Completion of the health surveys is optional but can help Healthy Oregon Project scientists get a better understanding of the scope of an individual’s potential health risks. Some of the survey’s results include health recommendations.

Once received, the saliva sample is entered into a secure HIPAA-compliant database by the Healthy Oregon Project team and given an anonymous identifier to protect the identity of the participant.

Oregon Health & Sciences University’s Integrated Genomics Lab, directed by Dr. Chris Harrington, first receives the sample. The lab extracts and quantifies DNA from the sample, creating a DNA sample database as it does so.

The scientists can process 96 samples in about two and a half days thanks to their lab robots, one for DNA extraction and another for making sure all samples have the same concentration of DNA.

After leaving the Integrated Genomics Lab, the samples travel to the Knight Diagnostics Lab, where the DNA is sequenced and screened for the 32 cancer risk gene variants.

The Knight Diagnostics Lab team analyzes the data for the variants, and if the variants are identified, they are confirmed by a two-step process. First, they use an additional method of DNA sequencing called Sanger sequencing, and then a genetic analyst reviews and confirms the results.

If the results are negative, they are entered into the “Results” tab in the Healthy Oregon Project app. Participants are not contacted again by the project team.

If the results are positive, participants are first contacted by the Healthy Oregon Project’s genetic counselor, Kelly Hamman, who explains the results and discusses measures for decreasing the risk of cancer. After this initial consultation, a printed copy of the results is sent to participants and is available to them in the Healthy Oregon Project app.

One month after the initial consultation, participants are contacted by Ryan Lutz, the Healthy Oregon Project’s participant navigator. Lutz helps participants find the services they may need, from low-cost insurance and primary care provider access to behavioral health care and community support resources.

“My main goal is reducing any barriers to accessing care that the participants may need,” Lutz said.

He checks in with participants again six months after they received their results but is available at any time throughout their health journey. Translation services are available for all health consultations and resource connection conversations.

The Healthy Oregon Project recruits participants primarily through Facebook, Instagram and Twitter accounts that are run by the project’s community outreach director, Vanessa Serrato.

Serrato said future outreach efforts will focus on diversifying participants.

“We recognize that there are substantial disparities in health and, specifically, cancer across our state,” said Dr. Jackilen Shannon, associate director of Knight Community Outreach and Engagement. “Understanding and addressing the root causes of these disparities requires that our studies include a diverse participant population so we can focus our resources where they may have the greatest impact.”

Participant data is never sold, but it can be shared with research institutions that meet Oregon Health & Sciences University’s ethics committee requirements.

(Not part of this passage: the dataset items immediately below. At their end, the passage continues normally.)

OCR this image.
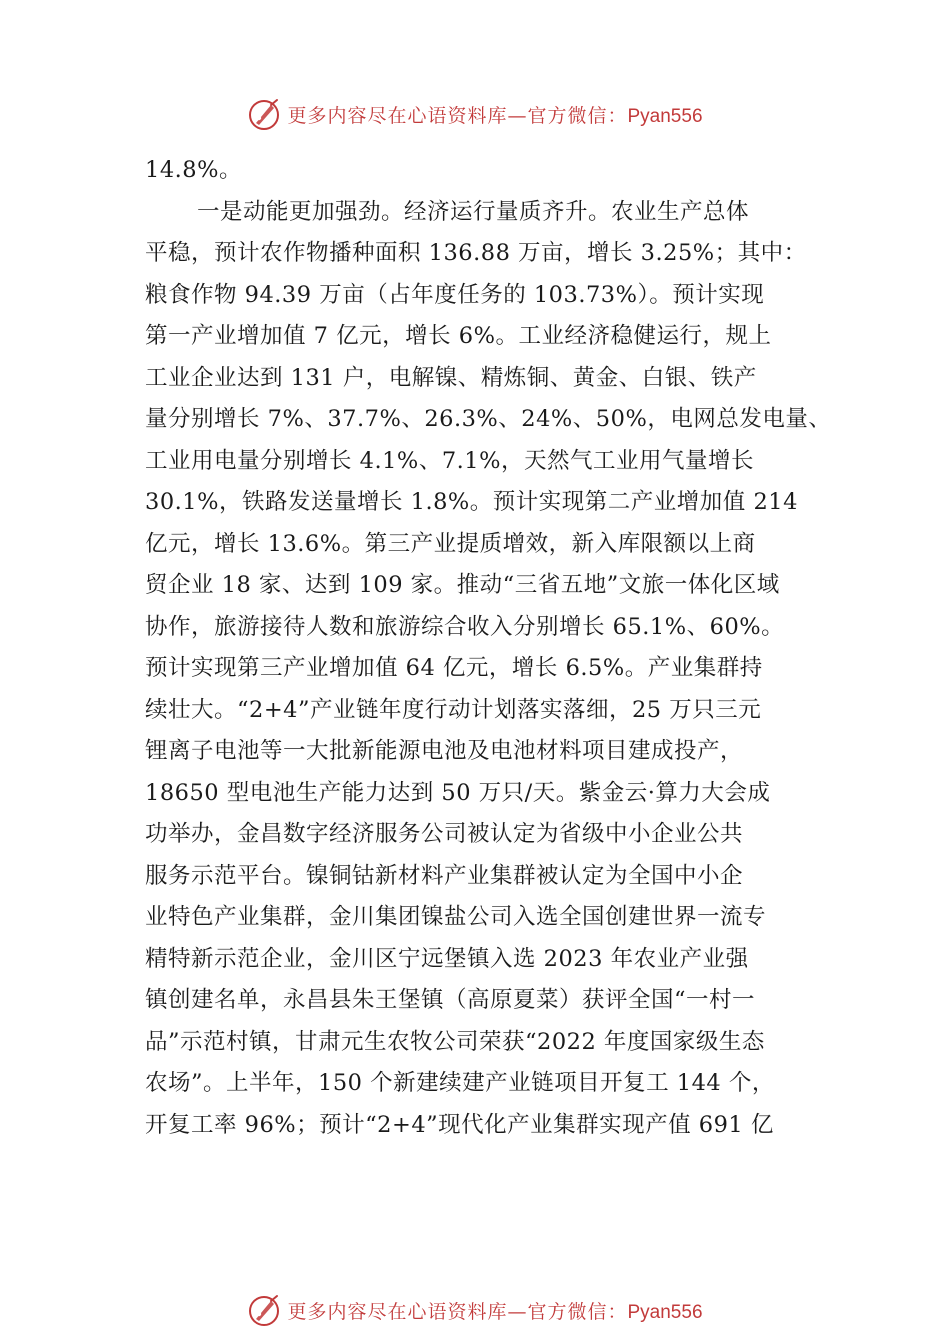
更多内容尽在心语资料库—官方微信：Pyan556
14.8%。
一是动能更加强劲。经济运行量质齐升。农业生产总体
平稳，预计农作物播种面积 136.88 万亩，增长 3.25%；其中：
粮食作物 94.39 万亩（占年度任务的 103.73%）。预计实现
第一产业增加值 7 亿元，增长 6%。工业经济稳健运行，规上
工业企业达到 131 户，电解镍、精炼铜、黄金、白银、铁产
量分别增长 7%、37.7%、26.3%、24%、50%，电网总发电量、
工业用电量分别增长 4.1%、7.1%，天然气工业用气量增长
30.1%，铁路发送量增长 1.8%。预计实现第二产业增加值 214
亿元，增长 13.6%。第三产业提质增效，新入库限额以上商
贸企业 18 家、达到 109 家。推动“三省五地”文旅一体化区域
协作，旅游接待人数和旅游综合收入分别增长 65.1%、60%。
预计实现第三产业增加值 64 亿元，增长 6.5%。产业集群持
续壮大。“2+4”产业链年度行动计划落实落细，25 万只三元
锂离子电池等一大批新能源电池及电池材料项目建成投产，
18650 型电池生产能力达到 50 万只/天。紫金云·算力大会成
功举办，金昌数字经济服务公司被认定为省级中小企业公共
服务示范平台。镍铜钴新材料产业集群被认定为全国中小企
业特色产业集群，金川集团镍盐公司入选全国创建世界一流专
精特新示范企业，金川区宁远堡镇入选 2023 年农业产业强
镇创建名单，永昌县朱王堡镇（高原夏菜）获评全国“一村一
品”示范村镇，甘肃元生农牧公司荣获“2022 年度国家级生态
农场”。上半年，150 个新建续建产业链项目开复工 144 个，
开复工率 96%；预计“2+4”现代化产业集群实现产值 691 亿
更多内容尽在心语资料库—官方微信：Pyan556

This data is intended for scientific research only.

Insurers may be able to access an individual’s Oregon Health & Sciences University medical records, but under the federal genetic privacy law called the Genetic Information Nondiscrimination Act, they may not discriminate based on positive results.

The Healthy Oregon Project began in 2018 at the Oregon Health & Sciences University Knight Cancer Institute when Dr. Paul Spellman, co-director of the Healthy Oregon Project, began brainstorming an idea to engage Oregonians with cancer prevention and early detection research.